The potential vaccine from CanSino Biologic, called Ad5-nCoV, was approved for human trials in March. The participants were ages 18 to 60 and received a low, medium or high dose. There were 36 people in each of the three groups of low, medium and high dosages.
The concentration of neutralizing antibodies, which researchers believe is important in acquiring protection against the virus, appeared to increase with dose strength, they said. By day 28, half of the patients in the low- and middle-dose groups showed neutralizing antibodies compared with three-quarter of patients in the high-dose group.
The researchers noted the small sample size and said further research will be needed before this vaccine can become available.
The findings were published days after biotech firm Moderna released early findings for its potential vaccine.
Moderna said its potential vaccine produced neutralizing antibodies for eight of the patients whose data was available so far. Additionally, all 45 patients in the study produced binding antibodies seen at similar levels of people who have recovered from the virus, the company said.
There are no proven treatments for Covid-19. Scientists are optimistic a vaccine to prevent the disease will be ready in the first half of 2021 — 12 to 18 months since Chinese scientists first identified the coronavirus and mapped its genetic sequence.
More than 100 vaccines are under development globally, according to the World Health Organization. At least eight vaccines are in human trials.
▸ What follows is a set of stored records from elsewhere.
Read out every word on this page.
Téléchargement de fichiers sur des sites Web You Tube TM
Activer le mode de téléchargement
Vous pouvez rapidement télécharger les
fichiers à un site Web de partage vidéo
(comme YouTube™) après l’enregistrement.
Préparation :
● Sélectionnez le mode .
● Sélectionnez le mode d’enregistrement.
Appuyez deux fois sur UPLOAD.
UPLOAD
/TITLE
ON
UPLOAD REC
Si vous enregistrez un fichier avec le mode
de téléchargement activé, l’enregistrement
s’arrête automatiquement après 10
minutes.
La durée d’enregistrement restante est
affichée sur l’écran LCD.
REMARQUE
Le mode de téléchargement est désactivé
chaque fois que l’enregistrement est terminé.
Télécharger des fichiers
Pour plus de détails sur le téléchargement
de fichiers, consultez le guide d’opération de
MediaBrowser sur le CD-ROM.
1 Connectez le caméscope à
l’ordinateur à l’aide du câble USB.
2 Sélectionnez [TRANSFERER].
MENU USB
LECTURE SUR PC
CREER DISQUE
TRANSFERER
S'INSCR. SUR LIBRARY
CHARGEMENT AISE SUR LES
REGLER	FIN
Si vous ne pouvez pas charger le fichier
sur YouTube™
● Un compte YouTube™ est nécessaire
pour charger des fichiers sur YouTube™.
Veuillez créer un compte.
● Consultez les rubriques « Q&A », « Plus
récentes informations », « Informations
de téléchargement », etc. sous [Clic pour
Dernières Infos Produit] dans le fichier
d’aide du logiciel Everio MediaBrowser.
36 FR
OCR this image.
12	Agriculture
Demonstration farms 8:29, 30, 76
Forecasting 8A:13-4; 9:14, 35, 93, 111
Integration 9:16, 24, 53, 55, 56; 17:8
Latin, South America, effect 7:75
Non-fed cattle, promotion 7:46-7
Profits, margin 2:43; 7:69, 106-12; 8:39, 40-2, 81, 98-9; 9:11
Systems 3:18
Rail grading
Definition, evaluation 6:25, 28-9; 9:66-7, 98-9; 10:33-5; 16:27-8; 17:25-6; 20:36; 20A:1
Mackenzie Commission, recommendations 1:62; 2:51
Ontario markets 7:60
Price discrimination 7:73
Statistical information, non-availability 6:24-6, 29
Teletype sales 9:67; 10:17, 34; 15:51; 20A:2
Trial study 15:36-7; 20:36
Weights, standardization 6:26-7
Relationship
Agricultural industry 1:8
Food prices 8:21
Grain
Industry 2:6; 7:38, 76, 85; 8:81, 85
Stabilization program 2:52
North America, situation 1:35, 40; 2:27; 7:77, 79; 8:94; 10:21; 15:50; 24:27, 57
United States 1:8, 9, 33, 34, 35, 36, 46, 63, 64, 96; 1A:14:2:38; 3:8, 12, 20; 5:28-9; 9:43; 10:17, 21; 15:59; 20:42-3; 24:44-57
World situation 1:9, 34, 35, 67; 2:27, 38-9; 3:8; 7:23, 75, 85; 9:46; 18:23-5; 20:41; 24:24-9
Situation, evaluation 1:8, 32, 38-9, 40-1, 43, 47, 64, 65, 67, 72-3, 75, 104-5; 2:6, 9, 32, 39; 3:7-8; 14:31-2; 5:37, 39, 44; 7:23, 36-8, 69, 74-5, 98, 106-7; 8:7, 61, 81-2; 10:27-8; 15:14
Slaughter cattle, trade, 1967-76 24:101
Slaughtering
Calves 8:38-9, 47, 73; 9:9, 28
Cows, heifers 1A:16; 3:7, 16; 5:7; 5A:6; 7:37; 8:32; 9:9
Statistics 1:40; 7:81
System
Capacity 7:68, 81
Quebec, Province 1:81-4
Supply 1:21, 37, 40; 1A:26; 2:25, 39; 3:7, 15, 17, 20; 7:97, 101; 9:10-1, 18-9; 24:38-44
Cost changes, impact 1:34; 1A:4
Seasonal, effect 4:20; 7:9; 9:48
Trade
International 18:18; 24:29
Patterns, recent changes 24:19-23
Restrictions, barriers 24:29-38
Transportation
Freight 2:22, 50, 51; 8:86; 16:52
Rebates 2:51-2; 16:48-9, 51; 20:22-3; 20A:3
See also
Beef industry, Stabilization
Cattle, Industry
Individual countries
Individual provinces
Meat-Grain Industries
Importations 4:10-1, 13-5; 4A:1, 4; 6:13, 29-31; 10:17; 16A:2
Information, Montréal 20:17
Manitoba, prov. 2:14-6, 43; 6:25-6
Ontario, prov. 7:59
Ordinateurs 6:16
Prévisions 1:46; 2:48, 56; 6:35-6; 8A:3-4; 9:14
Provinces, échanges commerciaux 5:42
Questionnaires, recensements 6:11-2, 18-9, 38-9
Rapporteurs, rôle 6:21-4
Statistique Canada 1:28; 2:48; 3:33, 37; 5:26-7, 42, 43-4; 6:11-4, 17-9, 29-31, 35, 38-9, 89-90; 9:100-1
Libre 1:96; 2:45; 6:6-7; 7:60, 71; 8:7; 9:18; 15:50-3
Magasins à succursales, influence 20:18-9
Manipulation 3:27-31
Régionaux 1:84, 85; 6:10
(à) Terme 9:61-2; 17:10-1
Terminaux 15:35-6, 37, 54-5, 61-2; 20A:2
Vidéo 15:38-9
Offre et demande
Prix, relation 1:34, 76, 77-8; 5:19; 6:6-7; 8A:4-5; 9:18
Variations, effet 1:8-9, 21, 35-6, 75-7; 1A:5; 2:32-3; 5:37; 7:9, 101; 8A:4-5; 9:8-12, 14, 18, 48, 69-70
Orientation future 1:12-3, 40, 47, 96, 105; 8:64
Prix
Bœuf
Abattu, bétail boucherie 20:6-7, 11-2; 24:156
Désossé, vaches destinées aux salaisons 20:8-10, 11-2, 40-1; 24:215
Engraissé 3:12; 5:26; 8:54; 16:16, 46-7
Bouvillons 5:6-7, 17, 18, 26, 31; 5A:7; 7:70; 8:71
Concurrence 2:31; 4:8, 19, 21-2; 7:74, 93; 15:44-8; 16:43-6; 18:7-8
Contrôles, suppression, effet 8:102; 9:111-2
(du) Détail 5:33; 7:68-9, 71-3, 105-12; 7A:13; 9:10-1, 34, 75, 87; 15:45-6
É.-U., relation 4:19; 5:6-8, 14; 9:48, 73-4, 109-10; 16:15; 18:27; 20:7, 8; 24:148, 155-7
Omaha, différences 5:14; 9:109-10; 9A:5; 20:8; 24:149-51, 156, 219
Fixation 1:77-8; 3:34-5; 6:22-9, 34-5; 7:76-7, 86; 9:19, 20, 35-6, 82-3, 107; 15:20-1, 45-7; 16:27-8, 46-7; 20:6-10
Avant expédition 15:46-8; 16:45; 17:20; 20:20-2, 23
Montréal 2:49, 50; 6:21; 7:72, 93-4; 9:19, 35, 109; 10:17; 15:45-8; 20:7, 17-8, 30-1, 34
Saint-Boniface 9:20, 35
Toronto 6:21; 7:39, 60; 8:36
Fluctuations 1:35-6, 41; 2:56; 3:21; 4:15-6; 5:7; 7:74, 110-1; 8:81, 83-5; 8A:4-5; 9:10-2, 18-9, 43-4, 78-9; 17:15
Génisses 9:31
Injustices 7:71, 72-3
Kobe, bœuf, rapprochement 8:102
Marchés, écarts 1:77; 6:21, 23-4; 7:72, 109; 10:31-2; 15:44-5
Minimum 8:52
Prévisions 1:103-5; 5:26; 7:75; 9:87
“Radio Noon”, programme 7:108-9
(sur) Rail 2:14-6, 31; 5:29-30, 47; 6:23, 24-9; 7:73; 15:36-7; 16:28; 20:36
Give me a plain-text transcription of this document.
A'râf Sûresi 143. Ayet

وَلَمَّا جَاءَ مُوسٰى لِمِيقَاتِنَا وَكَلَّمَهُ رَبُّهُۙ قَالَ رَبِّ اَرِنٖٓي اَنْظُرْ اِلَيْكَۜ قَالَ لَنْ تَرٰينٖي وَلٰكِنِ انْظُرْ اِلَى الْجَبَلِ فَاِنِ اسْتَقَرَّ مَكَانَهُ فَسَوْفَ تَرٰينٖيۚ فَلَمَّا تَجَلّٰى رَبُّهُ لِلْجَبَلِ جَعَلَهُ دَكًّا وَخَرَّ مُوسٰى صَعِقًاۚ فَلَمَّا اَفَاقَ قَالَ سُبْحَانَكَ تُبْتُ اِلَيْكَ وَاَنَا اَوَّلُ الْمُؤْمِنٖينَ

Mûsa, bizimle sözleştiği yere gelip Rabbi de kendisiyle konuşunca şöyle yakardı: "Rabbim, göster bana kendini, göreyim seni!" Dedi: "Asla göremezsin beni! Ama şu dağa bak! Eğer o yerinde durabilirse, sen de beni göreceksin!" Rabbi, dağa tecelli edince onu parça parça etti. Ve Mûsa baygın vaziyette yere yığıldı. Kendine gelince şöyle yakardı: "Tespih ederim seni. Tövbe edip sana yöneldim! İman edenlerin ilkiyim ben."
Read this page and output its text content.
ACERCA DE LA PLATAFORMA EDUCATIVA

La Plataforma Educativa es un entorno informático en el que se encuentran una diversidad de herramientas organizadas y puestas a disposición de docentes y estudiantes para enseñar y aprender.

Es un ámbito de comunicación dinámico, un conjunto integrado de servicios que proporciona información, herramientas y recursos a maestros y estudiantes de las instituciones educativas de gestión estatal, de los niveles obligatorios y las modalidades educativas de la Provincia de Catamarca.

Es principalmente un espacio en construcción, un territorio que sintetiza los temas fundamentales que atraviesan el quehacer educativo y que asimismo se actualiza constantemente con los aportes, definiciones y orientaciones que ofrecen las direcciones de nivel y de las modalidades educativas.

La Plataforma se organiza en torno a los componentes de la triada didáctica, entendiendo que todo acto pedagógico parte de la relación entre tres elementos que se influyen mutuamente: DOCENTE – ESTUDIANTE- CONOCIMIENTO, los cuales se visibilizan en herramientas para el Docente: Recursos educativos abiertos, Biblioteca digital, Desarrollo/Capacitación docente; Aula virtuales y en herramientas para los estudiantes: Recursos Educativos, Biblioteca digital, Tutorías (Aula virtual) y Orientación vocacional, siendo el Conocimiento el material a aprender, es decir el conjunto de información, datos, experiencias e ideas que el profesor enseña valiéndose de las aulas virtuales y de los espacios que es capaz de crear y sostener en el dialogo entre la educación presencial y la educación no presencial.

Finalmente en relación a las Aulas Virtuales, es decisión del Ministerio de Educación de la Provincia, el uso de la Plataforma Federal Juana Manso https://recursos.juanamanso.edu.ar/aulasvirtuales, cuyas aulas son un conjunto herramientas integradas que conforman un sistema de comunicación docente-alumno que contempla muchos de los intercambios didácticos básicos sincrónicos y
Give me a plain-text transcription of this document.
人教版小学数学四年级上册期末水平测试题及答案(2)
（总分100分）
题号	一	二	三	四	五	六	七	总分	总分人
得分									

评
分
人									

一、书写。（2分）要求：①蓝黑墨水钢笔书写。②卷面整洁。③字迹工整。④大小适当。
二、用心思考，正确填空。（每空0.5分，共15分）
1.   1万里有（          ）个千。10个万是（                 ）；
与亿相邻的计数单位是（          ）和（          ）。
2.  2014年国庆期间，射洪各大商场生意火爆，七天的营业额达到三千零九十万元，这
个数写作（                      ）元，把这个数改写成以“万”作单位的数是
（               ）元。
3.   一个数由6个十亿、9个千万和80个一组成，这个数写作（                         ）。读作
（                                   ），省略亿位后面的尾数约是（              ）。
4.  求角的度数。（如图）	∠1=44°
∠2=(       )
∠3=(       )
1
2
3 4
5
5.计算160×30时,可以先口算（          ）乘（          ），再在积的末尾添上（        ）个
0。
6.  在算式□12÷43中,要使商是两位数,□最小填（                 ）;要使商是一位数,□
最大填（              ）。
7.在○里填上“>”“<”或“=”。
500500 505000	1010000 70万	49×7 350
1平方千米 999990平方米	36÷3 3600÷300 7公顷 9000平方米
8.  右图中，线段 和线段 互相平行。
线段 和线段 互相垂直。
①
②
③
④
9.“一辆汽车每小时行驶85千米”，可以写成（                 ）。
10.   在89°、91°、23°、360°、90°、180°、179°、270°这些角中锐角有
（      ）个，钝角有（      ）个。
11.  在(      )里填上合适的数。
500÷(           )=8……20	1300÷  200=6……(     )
Scientists hope the antibodies provide some degree of protection against getting Covid-19, but they can't say that definitively since it hasn't been studied and some patients appear to have been reinfected after recovering from the virus.
In the CanSino Biologic vaccine trial, most patients typically reported pain at the injection site and others reported fever, fatigue or a headache, the Chinese researchers said. One participant who received the higher dose reported severe fever along with severe symptoms of fatigue, shortness of breath and muscle pain. The reactions persisted for less than 48 hours.
The researchers are now conducting phase two trial with 500 patients.